Saturday, August 12, 2006

My Very First Fried Chicken

Where’s the fun in having a kitchen blog if the bad stuff is all neatly swept under the rug, or shoved down the garbage disposal, so to speak? None at all, really. Be honest. Other people’s mishaps are entertaining. Plus you get the benefit of learning from someone else’s stupidity.

Back when I was extremely young and married to my first husband (that sounds so Elizabeth Taylor, doesn’t it?) we were broke and starving which is what a lot of extremely young married people are. I think it’s all those stupid songs about livin’ on love and that kind of crap.

Anyway, our cupboard was bare except for a very few staples like salt and pepper and flour. Have you ever tried salt and pepper flour balls? No? Then you haven’t lived. Or you’ve lived better than me. One of those.

My husband decided he wanted fried chicken for dinner and since he’d finally found a job we had a little food money. (Is it just me, or are you hearing Loretta Lynn faintly in the background? God, but I hate country music.) He stopped off on his way home from work the day before and bought two whole chickens and the rest of the stuff I’d need to make a fried chicken dinner.

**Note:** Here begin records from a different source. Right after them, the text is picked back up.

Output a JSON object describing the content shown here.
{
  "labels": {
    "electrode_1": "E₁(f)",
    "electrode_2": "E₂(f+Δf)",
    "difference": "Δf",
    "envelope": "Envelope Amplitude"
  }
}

Now, my mother hadn’t taught me how to cook anything that wasn’t “add water and stir” and in her defense she really hadn’t had time to. I was only 15 years old. (Cue ‘Dueling Banjos.’) So, here you have a completely inexperienced cook making her very first real dinner ever, and of all things it’s fried chicken.

I knew I’d probably need most of the day to accomplish this great task, so me and a stripper named Bobbi got started early afternoon working on those chickens. You’re probably wondering what a 15 year old girl was doing with a stripper named Bobbi in her kitchen and all I can tell you is hell if I know. I can’t remember every little detail, can I?

The first problem was the whole chickens. Bobbi and I unwrapped and washed them and stood there with our hands on our hips for a few minutes staring at those chickens trying to figure out what to do. Bobbi finally took the bull by the horns or rather the chicken by the legs and started cutting. The first thing she did was split the chickens in half down the breast. This couldn’t possibly be right because now all we had was just four big pieces of chicken so she turned ‘em sideways and split those pieces again, cutting across the breast. Now we had eight big pieces of chicken that didn’t look quite right.

I got in on the action then and started telling her where to cut and before you know it we had two whole chickens cut up into the weirdest looking pieces you’ve ever seen. Then it was time to move on to breading them.

We got a couple of bowls out and put flour in one of them and an egg and milk mixture in the other one. We seasoned the chicken with salt and pepper then I dunked the chicken pieces in the egg wash, then in the flour, then back in the egg wash, then back in the flour and then I put the chicken pieces on a plate because that’s what Bobbi said I was supposed to do. It seemed right at the time.

Finally I got all the chicken pieces battered and got out a skillet and filled it up with cooking oil. I turned the flame on high and by the time the oil had heated up a funny thing had happened. I had what now appeared to be a big papier mache’ looking blop where my chicken pieces used to be.

No matter. I pulled those gloopy, sticky chicken pieces apart and fried them one by one which was a very quick process because of the high heat and all. Before I knew it I had a platter full of golden-brown, fried chicken with about 1/2 an inch crust on the outside of each piece. Each piece that was leaking pink. Pink means raw.

Then I got upset. I knew I couldn’t put the chicken back into the oil because it would burn if I tried to cook it any longer. Next came the tears and out went Bobbi, leaving me alone in my time of need. I was really upset, too, because my husband was an asshole. I just knew he was going to rip my head off for that because this meant we’d be going hungry for dinner again.

I was beside myself and I panicked. There was only about fifteen minutes before he was due home from work and since I couldn’t think of anything better to do I went out to the pond at the back of the trailer park (yes, I said trailer park) and had myself a good cry and waited for the screaming to begin.

But it didn’t. I waited and waited. I knew that way more than fifteen minutes had gone by, by then. Eventually I heard footsteps and I knew it was him. I braced myself and got ready for the ass-chewing.

Instead he patted me on the back and asked me what was wrong; why wasn’t I at home? I started apologizing about the chickens and he just laughed and said he’d already fixed them and that I’d just messed up by cooking them with the heat up too high and that they were perfectly fine. That’s probably the first and last truly nice thing that sorry bastard ever did for me.

It was a bit of a lie. The chicken was edible but that 1/2 inch crust was… Well, different and weird, much like the chicken pieces themselves.

The moral of the story is don’t get married when you’re 15 and strippers named Bobbi don’t know a damned thing about making fried chicken.